🤖 AI Summary
This study addresses the temporal order bias in tactile perception arising from the sequence of stimulus presentation by proposing the first computational model grounded in dynamic Bayesian inference. The model conceptualizes perception as a Bayesian process that integrates noisy sensory inputs with an internal representation evolving over time. Through a combination of psychophysical experiments, parametric modeling, and geometric analysis of perceptual space, the model accurately reproduces the direction, magnitude, and inter-subject variability of observed effects using only a few parameters. A key innovation lies in revealing that perceptual space exhibits approximate symmetry under subject-specific geometric transformations, thereby transcending conventional analytical frameworks anchored to physical stimulus coordinates and offering a novel perspective on the mechanisms underlying sequential tactile perception.
📝 Abstract
Perceptual judgments of sequential stimuli are systematically biased by prior expectations and by the temporal structure of sensory input. In haptic discrimination tasks, these effects often manifest as time-order asymmetries, whereby the perceived difference between two stimuli depends on their presentation order. Here, we introduce a dynamical Bayesian model that accounts for these biases by combining noisy sensory measurements with an evolving internal representation of stimulus intensity.

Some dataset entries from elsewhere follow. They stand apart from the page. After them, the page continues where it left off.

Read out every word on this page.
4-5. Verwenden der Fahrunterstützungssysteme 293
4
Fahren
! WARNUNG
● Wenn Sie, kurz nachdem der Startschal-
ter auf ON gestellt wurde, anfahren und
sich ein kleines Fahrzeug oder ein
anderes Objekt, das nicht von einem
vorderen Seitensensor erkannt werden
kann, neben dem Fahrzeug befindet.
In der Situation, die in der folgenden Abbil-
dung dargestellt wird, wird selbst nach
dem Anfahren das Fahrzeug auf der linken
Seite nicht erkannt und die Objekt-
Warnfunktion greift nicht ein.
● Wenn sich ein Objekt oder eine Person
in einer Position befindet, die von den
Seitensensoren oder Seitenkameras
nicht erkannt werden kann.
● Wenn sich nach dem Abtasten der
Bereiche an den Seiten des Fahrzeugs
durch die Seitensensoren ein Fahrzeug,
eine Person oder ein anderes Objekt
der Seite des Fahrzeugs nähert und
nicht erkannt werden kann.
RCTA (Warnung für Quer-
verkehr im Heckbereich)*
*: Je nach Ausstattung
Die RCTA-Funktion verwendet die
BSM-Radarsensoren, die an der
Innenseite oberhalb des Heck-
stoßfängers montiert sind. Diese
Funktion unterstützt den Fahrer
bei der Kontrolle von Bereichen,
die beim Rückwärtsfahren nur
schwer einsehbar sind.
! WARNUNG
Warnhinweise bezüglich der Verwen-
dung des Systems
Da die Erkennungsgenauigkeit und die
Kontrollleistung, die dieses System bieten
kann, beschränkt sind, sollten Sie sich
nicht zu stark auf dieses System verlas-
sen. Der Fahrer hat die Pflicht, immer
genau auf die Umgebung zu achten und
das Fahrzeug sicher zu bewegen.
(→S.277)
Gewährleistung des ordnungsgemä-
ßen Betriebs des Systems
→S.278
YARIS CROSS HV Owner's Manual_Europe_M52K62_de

The model formalizes perception as an inference process in which prior expectations are updated by incoming stimuli and propagate in time between observations. We test the model on psychophysical data from vibrotactile discrimination experiments, in which participants compare pairs of sequential stimuli with varying intensities. With a small number of parameters, the model quantitatively reproduces both the direction and magnitude of time-order effects across subjects, as well as the observed inter-individual variability. The inferred parameters provide a compact description of perceptual biases in terms of prior expectations and noise characteristics. Beyond fitting the data, the model induces a transformation of stimulus space, leading to a subject-dependent geometry of perceived stimuli. In this transformed space, perceptual judgments exhibit approximate symmetries that are absent in the physical stimulus coordinates. These results suggest that temporal biases in perception can be understood as a consequence of dynamical inference, and that they impose non-trivial geometric constraints on perceptual representations.